The pacing issue falls firmly under “your mileage may vary”. I wasn’t bothered by it at all, but then I could read two-hundred pages of Batman and Joker watching paint dry and commenting on their hangnails, and probably be riveted. I also prefer breezier books in general. If I want a lot of blah blah blah to pour through, I’ll read 19th century literature (which I love, but it’s not comics and it’s not what I want from comics).
That said, Azzarello and Casali’s script can be a little too fragmented at times. The opening splash of Gotham has the title “Berlin” on the bottom and our locale gets a wee bit lost if you don’t see the tiny “Gotham” thought box up top. Especially since we’re working in media res, with the opening pages setting up the Batman/Joker conflict and then flashing back to how it began. Later there are other instances where the train of thought is cropped in ways that makes following it a bit of a challenge at first. This is typical of Azzarello’s style. I’m not as familiar with Casali.
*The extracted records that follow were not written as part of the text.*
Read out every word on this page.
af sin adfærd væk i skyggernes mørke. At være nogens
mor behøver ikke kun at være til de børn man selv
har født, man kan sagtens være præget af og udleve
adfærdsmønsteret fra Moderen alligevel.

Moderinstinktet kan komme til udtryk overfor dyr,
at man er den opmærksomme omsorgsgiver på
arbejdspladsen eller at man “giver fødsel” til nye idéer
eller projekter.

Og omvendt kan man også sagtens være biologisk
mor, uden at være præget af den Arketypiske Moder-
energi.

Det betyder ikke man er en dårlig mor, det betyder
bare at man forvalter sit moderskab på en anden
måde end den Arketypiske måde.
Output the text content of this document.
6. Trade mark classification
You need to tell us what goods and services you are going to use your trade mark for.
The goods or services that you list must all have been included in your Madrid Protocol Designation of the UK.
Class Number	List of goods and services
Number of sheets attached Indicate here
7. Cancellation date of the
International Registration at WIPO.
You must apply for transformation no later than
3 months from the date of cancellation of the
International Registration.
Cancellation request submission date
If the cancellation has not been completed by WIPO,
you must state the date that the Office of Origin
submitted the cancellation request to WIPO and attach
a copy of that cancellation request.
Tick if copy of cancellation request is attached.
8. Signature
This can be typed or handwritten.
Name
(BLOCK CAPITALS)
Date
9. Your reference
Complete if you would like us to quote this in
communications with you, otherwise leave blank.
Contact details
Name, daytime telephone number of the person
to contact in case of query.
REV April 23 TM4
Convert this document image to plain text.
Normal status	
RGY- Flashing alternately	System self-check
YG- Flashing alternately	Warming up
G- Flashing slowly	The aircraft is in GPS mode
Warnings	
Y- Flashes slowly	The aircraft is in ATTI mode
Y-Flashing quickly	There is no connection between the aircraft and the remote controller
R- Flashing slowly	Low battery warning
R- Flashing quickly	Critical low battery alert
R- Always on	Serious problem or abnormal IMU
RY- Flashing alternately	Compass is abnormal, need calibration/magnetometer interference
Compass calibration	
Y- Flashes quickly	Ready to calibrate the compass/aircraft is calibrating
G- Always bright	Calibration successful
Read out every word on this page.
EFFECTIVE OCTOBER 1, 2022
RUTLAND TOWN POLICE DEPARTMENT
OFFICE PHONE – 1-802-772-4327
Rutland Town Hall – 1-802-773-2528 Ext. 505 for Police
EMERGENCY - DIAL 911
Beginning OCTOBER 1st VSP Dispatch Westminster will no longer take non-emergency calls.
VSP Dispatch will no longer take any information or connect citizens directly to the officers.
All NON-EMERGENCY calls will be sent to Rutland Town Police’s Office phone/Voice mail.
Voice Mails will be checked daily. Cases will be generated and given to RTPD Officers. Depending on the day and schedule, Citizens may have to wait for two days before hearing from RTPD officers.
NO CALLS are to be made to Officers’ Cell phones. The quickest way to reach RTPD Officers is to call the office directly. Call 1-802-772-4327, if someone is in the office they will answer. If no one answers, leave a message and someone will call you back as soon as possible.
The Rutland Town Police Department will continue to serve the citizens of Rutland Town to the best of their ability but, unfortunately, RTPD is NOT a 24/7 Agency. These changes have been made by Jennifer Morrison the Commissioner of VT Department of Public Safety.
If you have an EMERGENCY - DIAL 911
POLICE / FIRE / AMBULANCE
Lastly (and very leastly) I have minor quibbles with Pat Brosseau’s lettering. He gives Batman a “?” for a response and it looks like the letter “P” to my tired eyes. I wouldn’t even remark on it except it happens at the height of the action and it threw me right out of the story. Especially since we don’t even need it to begin with. Batman’s face tells us well enough that he’s stymied (and the stuttering “I…” is more than sufficient). Though Brosseau does nicely with a wide variety of sound effects, this blip and that fact that he recycles the triple HaHaHa from the Joker across multiple pages jumped out to me as items that were not as well integrated as lettering should be.
Because that always works, right Joker?
Recommended If…
- Batman-Joker team-up. Who doesn’t want that???
- You just love Batman old-style, without all the fuss and muss of continuity and labyrinthine plots.
- You miss the Joker–remember when he was so awfully cool and you just enjoyed watching Batman catch him and beat him in the face repeatedly?
- You want artwork that will burn your eyeballs, it’s so beautiful to look at. Seriously, this is like looking at the Ark of the Covenant: you can’t avert your gaze even as it kills you. Fortunately, you won’t die reading this, though it may spoil you rotten.
Overall
It’s got its quibbling flaws, but who cares: Batman Europa is exquisitely rendered and the characters shine. I’ve missed Batman and Joker for years now, so this is like an early Christmas gift that’s going to keep giving into the new year. It’s a shame this book is only running four issues. If they’re all this good, I might cry when it concludes in February 2016. In the meantime, I’m looking forward to our dying duo’s travels to Prague in December!